I kind of wish I had not entered this thread. It probably was not a good time for me to do so. I’m in a bit of a shaky point in my life this week, dealing with a death, which makes it more difficult for me to be objective about how my posts are being taken or if other posts are about mine or are general responses to the topic, or responses to someone else. It’s hard in a forum, too, to know if someone’s tone is meant to be sincere, helpful, matter-of-fact or snarky. Right now, it’s even It’s hard for me to figure out if I’m just being part of the debate in an OK way or if I’m being irrationally defensive.
So, not being at all sure about any of this right now, (and with all apologies if I’ve missed the mark) I will say this: I grew up in the deep South (though lived most of my adult life out of it.). Accordingly, I grew up in an environment where Ma’am and Sir, and Please, and Thank You were not negotiable. And despite the shortcomings of that time and place, my parents also instilled a genuine, sincere regard for all types and races and economic classes of people and I don’t really know how they grew to be this way, in the Mississippi and South Alabama rural poor upbringings that they had. Having said all this, these values are a part of me. I may have relaxed the Sir and Ma’am etiquette with my daughter, but make no mistake, I brought her up to know manners, to know kindness, to know not to be disruptive. Were she ever to be disruptive I would whisk her out of any restaurant, any movie or concert faster than you can say “Jack Rabbit.”

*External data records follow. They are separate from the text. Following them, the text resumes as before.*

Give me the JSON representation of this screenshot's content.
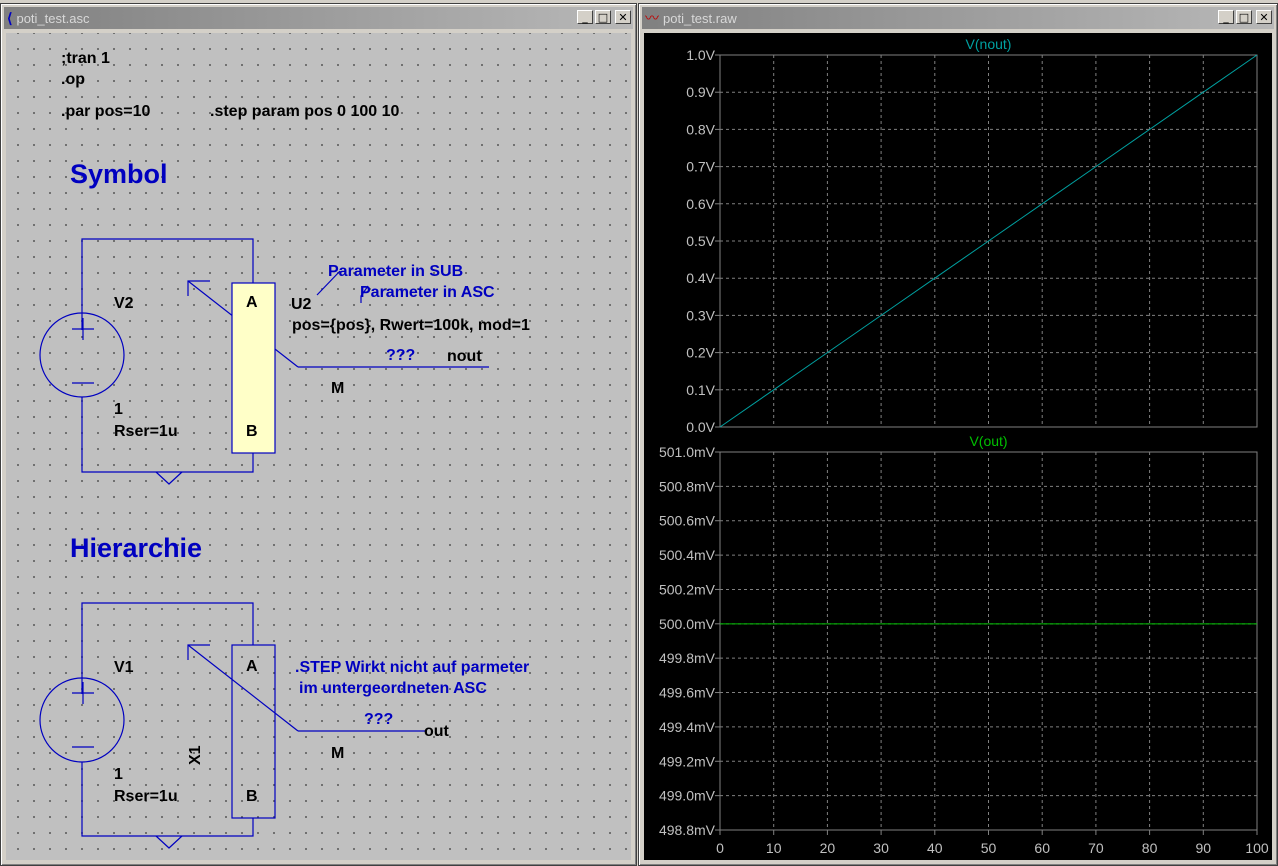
{
  "schematic_window": {
    "title": "poti_test.asc",
    "directives": {
      "tran": ";tran 1",
      "op": ".op",
      "par": ".par pos=10",
      "step": ".step param pos 0 100 10"
    },
    "section_symbol": "Symbol",
    "section_hierarchy": "Hierarchie",
    "symbol": {
      "source_name": "V2",
      "source_value": "1",
      "source_rser": "Rser=1u",
      "pin_a": "A",
      "pin_b": "B",
      "inst_name": "U2",
      "inst_params": "pos={pos}, Rwert=100k, mod=1",
      "note_sub": "Parameter in SUB",
      "note_asc": "Parameter in ASC",
      "qqq": "???",
      "net_label": "nout",
      "wiper_label": "M"
    },
    "hierarchy": {
      "source_name": "V1",
      "source_value": "1",
      "source_rser": "Rser=1u",
      "pin_a": "A",
      "pin_b": "B",
      "inst_name": "X1",
      "note_line1": ".STEP Wirkt nicht auf parmeter",
      "note_line2": "im untergeordneten ASC",
      "qqq": "???",
      "net_label": "out",
      "wiper_label": "M"
    }
  },
  "plot_window": {
    "title": "poti_test.raw",
    "colors": {
      "trace_top": "#00a0a0",
      "trace_bottom": "#00c000",
      "grid": "#808080"
    }
  },
  "chart_data": [
    {
      "type": "line",
      "title": "V(nout)",
      "x": [
        0,
        10,
        20,
        30,
        40,
        50,
        60,
        70,
        80,
        90,
        100
      ],
      "series": [
        {
          "name": "V(nout)",
          "values": [
            0.0,
            0.1,
            0.2,
            0.3,
            0.4,
            0.5,
            0.6,
            0.7,
            0.8,
            0.9,
            1.0
          ]
        }
      ],
      "xlim": [
        0,
        100
      ],
      "ylim": [
        0,
        1.0
      ],
      "yticks": [
        "1.0V",
        "0.9V",
        "0.8V",
        "0.7V",
        "0.6V",
        "0.5V",
        "0.4V",
        "0.3V",
        "0.2V",
        "0.1V",
        "0.0V"
      ],
      "grid": true
    },
    {
      "type": "line",
      "title": "V(out)",
      "x": [
        0,
        10,
        20,
        30,
        40,
        50,
        60,
        70,
        80,
        90,
        100
      ],
      "series": [
        {
          "name": "V(out)",
          "values": [
            500.0,
            500.0,
            500.0,
            500.0,
            500.0,
            500.0,
            500.0,
            500.0,
            500.0,
            500.0,
            500.0
          ]
        }
      ],
      "xlim": [
        0,
        100
      ],
      "ylim": [
        498.8,
        501.0
      ],
      "yticks": [
        "501.0mV",
        "500.8mV",
        "500.6mV",
        "500.4mV",
        "500.2mV",
        "500.0mV",
        "499.8mV",
        "499.6mV",
        "499.4mV",
        "499.2mV",
        "499.0mV",
        "498.8mV"
      ],
      "xticks": [
        "0",
        "10",
        "20",
        "30",
        "40",
        "50",
        "60",
        "70",
        "80",
        "90",
        "100"
      ],
      "grid": true
    }
  ]
}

I feel my words in this post have been taken further than I meant. Maybe my wording was wrong. But I meant to convey a general style of relating with my easy-tempered, very verbal child that worked for us. I acknowledged it wouldn’t work for all temperaments, all the time. Of course, each and every time we went to the library I didn’t explain why we had to be quiet ad nauseam. Of course, I didn’t do all the explaining in a pedantic way. Of course, there were hurried times when a directive was made, or when no explanation was necessary. And while I didn’t force coats and multiple layers of clothes on each time we went out in winter as I saw so many parents do, she hardly wore shorts in the snow, either, unless it was a two-minute foray to stick her bare foot into it off the front steps to see how it felt. What I was describing, though, was a style of parenting that did seem different from what I tended to see around me in my particular community: lots of cliche’d directives repeated over and over by frustrated parents that didn’t seem to be connecting with the child, but then little follow-though or ineffective follow-through. Maybe the fact that I was twenty years older than the average mom had something to do with it.
Maybe it’s just the mood I’m in but I feel some may have taken my words and made a bit of a caricature of them. Maybe you don’t mean _ me_ at all but the article; or another poster; or what you see in your community of over-the-top, permissive parenting. But you don’t really know me or my daughter. She’s not perfect by any means but if there is anything she is, she’s a polite and civilized, and well-modulated fourteen, in general company at least ( shows her teen moods mostly in the privacy of home.) There are many ways to Rome, many good ways to parent and to become a well-adjusted individual. I just entered the discussion to share the way that flowed naturally from my personality, that worked well for us. Perhaps, my written words about it are coming out too saccharine and “precious,” that I am selectively remembering the sweetness and successes because my own mother died last week and I need happy thoughts. I know none of you knew that, so no need to cater to me. But please understand my words in that context now, and please don’t judge and laugh about (if, in fact, you ever did) how you think I reared my daughter.